31.03.2016 16:53
Quelle: schweizerbauer.ch - blu
Österreich
Wien: Milchbauern demonstrieren
In der österreichischen Hauptstadt haben am Donnerstag Milchbauern demonstriert. Sie wollen auf die schwierige Lage auf dem Milchmarkt aufmerksam machen. Aus verschiedenen Orten fuhren sie mit den Traktoren nach Wien.

Die Lage auf dem Milchmarkt ist in Europa und in der Schweiz mehr als angespannt. In Österreich haben sich Milchbauern unter der Federführung der IG Milch nach Wien begeben. Mit drei Kundgebungen haben sie die Politik und Verbände zum Handeln aufgefordert und die Konsumenten auf die Probleme am Markt sensibilisiert. Mit Traktoren-Hupen, Glocken und Transparenten haben sie vor dem Haus der Europäischen Union und  beim Verband der österreichischen Milchverarbeiter (VÖM) demonstriert. Mit Butterbroten und Milch suchten sie das Gespräch mit den Konsumenten.

Politisch gewollte Überproduktion

Pro Kilo Milch erhalten die Bauern momentan rund 27 Cent (29,7 Rp.). Für das Überleben seien aber 47 Cent (51,7 Rp.) notwendig, sagten Teilnehmer der Demo gegenüber dem österreichischen Fernsehen ORF. Die Bauern wollen von der Politik keine Almosen, sondern eine Milchmengensteuerung.

Es laufe viel falsch in der Milchpolitik. Es gebe eine „politisch gewollte Überproduktion in der EU“, betonten die Bauern. In den grossen EU-Milchländern würden Milchkühe mit GV-Soja aus Südamerika gefüttert, um schlussendlich so viel Milch zu produzieren, dass Milchpulver bis nach Indien exportiert werde. Dies wiederum führe dazu, dass diese Milchbauern ebenso sterben würden, da sie auch preislich unterboten würden.
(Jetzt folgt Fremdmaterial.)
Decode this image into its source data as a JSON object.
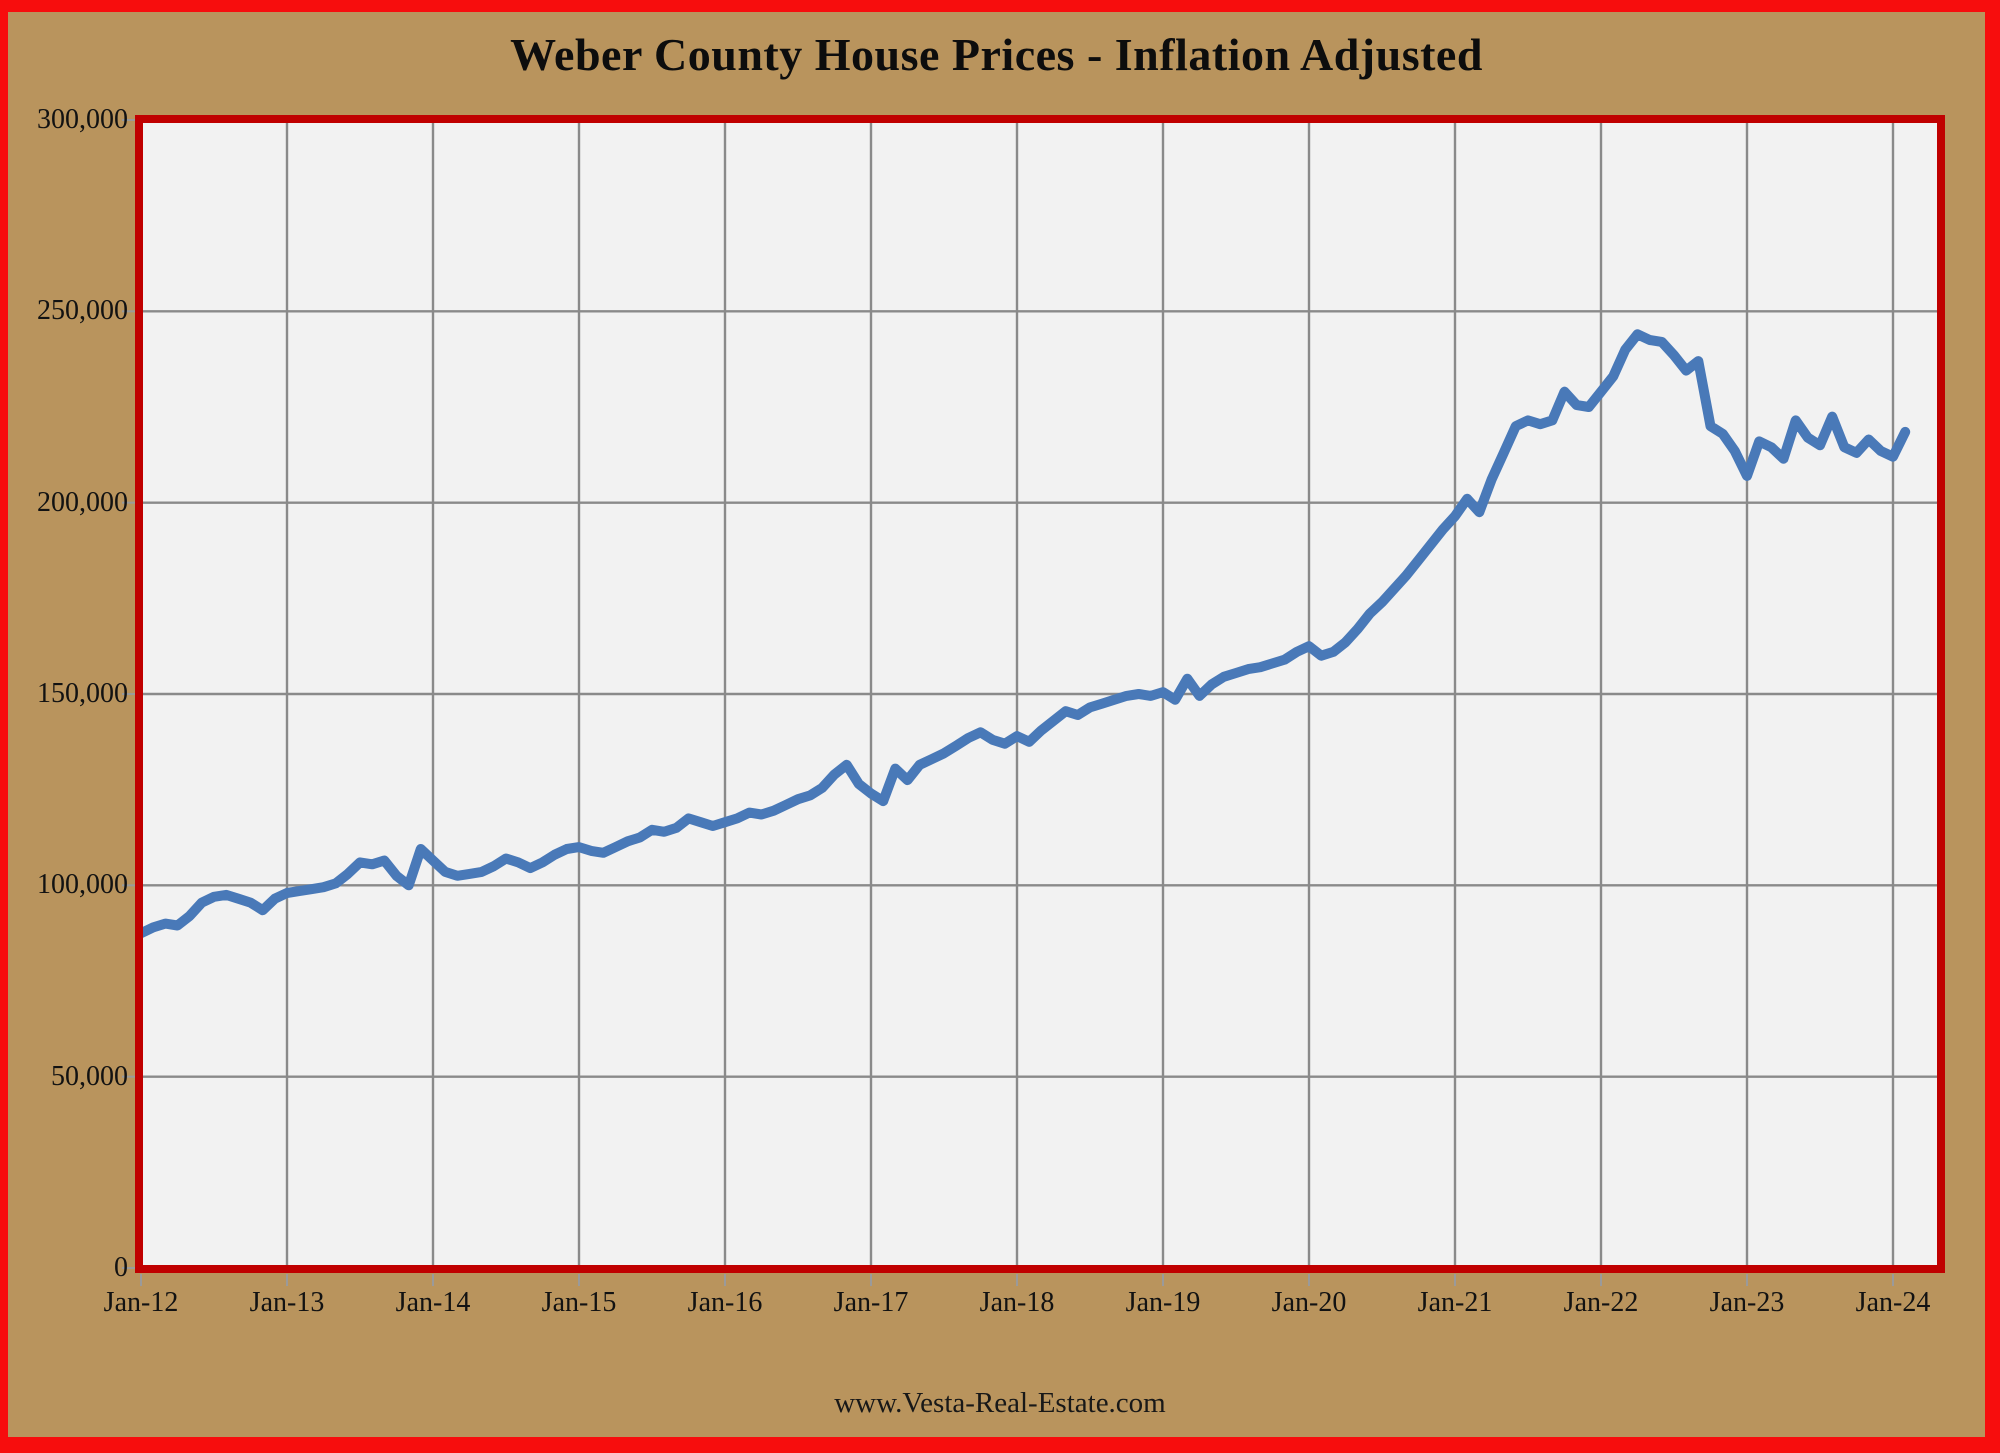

Bauern und Verarbeiter müssen gemeinsam handeln

Die IG Milch sieht das Problem ebenfalls in der Produktion verortet. Weil sich die Politik durch die Abschaffung der Milchquote aus der Mengensteuerung zurückgezogen hat, liegt es nun an den Verarbeitungsbetrieben durch verbindliche Vereinbarungen mit den Milchbauern die Milchmenge zu reduzieren, betont die IG.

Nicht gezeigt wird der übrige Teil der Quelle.